PHILADELPHIA — A former editor of a prominent Christian publication is praising Tony Campolo after he announced this week that he has decided to endorse and speak out for the inclusion of open homosexuals in the Body of Christ—a move that is generating concern among Christians nationwide.
“God bless Tony Campolo,” wrote retired Christianity Today editor David Neff on Facebook this week. “He is acting in good faith and is, I think, on the right track.”
As previously reported, Campolo, who serves as one of the leaders at Mount Carmel Baptist Church in West Philadelphia—a part of the National Baptist Convention USA and American Baptist Churches USA—made the announcement on Monday.
“It has taken countless hours of prayer, study, conversation and emotional turmoil to bring me to the place where I am finally ready to call for the full acceptance of Christian gay couples into the Church,” he wrote in a statement posted to his website.
Campolo’s wife, Peggy, is a homosexual activist and believes that the Church should be accepting of same-sex “marriage.” He explained that his wife is one of the reasons why he has decided to endorse acceptance of homosexuals in Christianity.
“One reason I am changing my position on this issue is that, through Peggy, I have come to know so many gay Christian couples whose relationships work in much the same way as our own,” he said. “Our friendships with these couples have helped me understand how important it is for the exclusion and disapproval of their unions by the Christian community to end.
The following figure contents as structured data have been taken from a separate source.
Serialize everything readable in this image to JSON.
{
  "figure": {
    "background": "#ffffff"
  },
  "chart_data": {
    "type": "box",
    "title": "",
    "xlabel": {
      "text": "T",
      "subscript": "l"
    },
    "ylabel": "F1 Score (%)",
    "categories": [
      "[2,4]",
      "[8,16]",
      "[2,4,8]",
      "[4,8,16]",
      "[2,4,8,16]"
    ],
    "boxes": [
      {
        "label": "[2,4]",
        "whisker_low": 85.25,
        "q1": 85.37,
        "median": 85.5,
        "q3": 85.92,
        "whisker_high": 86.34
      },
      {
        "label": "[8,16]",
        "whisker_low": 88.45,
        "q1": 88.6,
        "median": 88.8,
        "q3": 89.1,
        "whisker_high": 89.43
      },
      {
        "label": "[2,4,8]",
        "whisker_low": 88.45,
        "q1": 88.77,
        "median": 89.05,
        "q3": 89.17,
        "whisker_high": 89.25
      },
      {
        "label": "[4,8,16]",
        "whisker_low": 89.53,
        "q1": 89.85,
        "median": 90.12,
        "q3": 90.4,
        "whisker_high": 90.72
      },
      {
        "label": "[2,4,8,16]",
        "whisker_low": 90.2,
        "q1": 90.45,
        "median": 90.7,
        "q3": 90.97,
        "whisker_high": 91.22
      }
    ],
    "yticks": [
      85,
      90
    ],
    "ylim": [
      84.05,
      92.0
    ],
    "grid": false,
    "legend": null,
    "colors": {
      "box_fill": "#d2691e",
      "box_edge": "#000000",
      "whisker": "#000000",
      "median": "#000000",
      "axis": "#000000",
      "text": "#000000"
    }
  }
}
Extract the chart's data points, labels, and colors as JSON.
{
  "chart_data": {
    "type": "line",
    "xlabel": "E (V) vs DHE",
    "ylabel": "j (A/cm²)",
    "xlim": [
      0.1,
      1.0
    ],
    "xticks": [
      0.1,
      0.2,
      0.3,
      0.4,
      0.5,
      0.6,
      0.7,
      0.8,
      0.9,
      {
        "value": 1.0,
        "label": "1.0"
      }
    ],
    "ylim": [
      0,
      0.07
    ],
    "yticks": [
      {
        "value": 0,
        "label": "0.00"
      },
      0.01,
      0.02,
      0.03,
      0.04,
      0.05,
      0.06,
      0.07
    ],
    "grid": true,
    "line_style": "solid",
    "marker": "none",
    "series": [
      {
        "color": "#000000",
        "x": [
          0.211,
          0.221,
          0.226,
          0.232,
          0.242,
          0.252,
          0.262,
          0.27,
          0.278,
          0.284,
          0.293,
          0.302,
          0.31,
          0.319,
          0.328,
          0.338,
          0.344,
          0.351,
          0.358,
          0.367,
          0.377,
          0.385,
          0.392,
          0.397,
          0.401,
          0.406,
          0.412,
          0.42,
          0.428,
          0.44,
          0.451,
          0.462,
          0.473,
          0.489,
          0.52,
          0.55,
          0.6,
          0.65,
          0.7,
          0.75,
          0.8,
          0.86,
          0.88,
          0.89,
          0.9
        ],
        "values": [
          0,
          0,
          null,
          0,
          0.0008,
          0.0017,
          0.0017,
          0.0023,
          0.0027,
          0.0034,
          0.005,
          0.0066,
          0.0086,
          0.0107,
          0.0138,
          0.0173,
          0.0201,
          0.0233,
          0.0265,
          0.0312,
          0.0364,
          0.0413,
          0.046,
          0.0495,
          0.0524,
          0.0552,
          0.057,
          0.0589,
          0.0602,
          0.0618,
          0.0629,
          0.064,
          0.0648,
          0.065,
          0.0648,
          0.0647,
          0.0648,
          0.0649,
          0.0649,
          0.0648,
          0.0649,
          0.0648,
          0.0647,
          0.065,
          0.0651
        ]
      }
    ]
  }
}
We in the Church should actively support such families.”
After Neff applauded Campolo for his statement, Christianity Today reached out to him to obtain further clarification.
“I think the ethically responsible thing for gay and lesbian Christians to do is to form lasting, covenanted partnerships,” Neff replied in an email to Mark Galli, the current editor and former Presbyterian minister. “I also believe that the Church should help them in those partnerships in the same way the Church should fortify traditional marriages.”
Galli said that he is disappointed in Neff’s words.
“At CT, we’re saddened that David has come to this conclusion,” he wrote in an editorial on Tuesday. “Saddened because we firmly believe that the Bible teaches that God intends the most intimate of covenant relationships to be enjoyed exclusively by a man and a woman.”
Mark Tooley, the president of the Institute on Religion and Democracy, also commented on Neff in The Stream.
“Neff in recent years has inclined leftward, especially in his former role on the executive board of the National Association of Evangelicals,” he wrote, stating that Neff has backed “ostensible ‘compromise’ abortion language from Democrats to ease passage of Obamacare” and endorsed “Jim Wallis’s ‘Circle of Protection’ around federal entitlement programs,” among other items.
Tooley noted that the former Christianity Today editor, however, did sign a statement in support of biblical marriage in 2009.
“Neff’s and Campolo’s full embrace of same-sex behavior indicates that theological and ethical orthodoxy may become increasingly difficult and rare for religionists on the political Left,” he said. “As they quit the historic consensus on the Christian teaching now under most assault, they likely will be joined by a growing cadre of post-Evangelicals who prefer cultural accommodation to traditional Evangelical counter cultural witness.”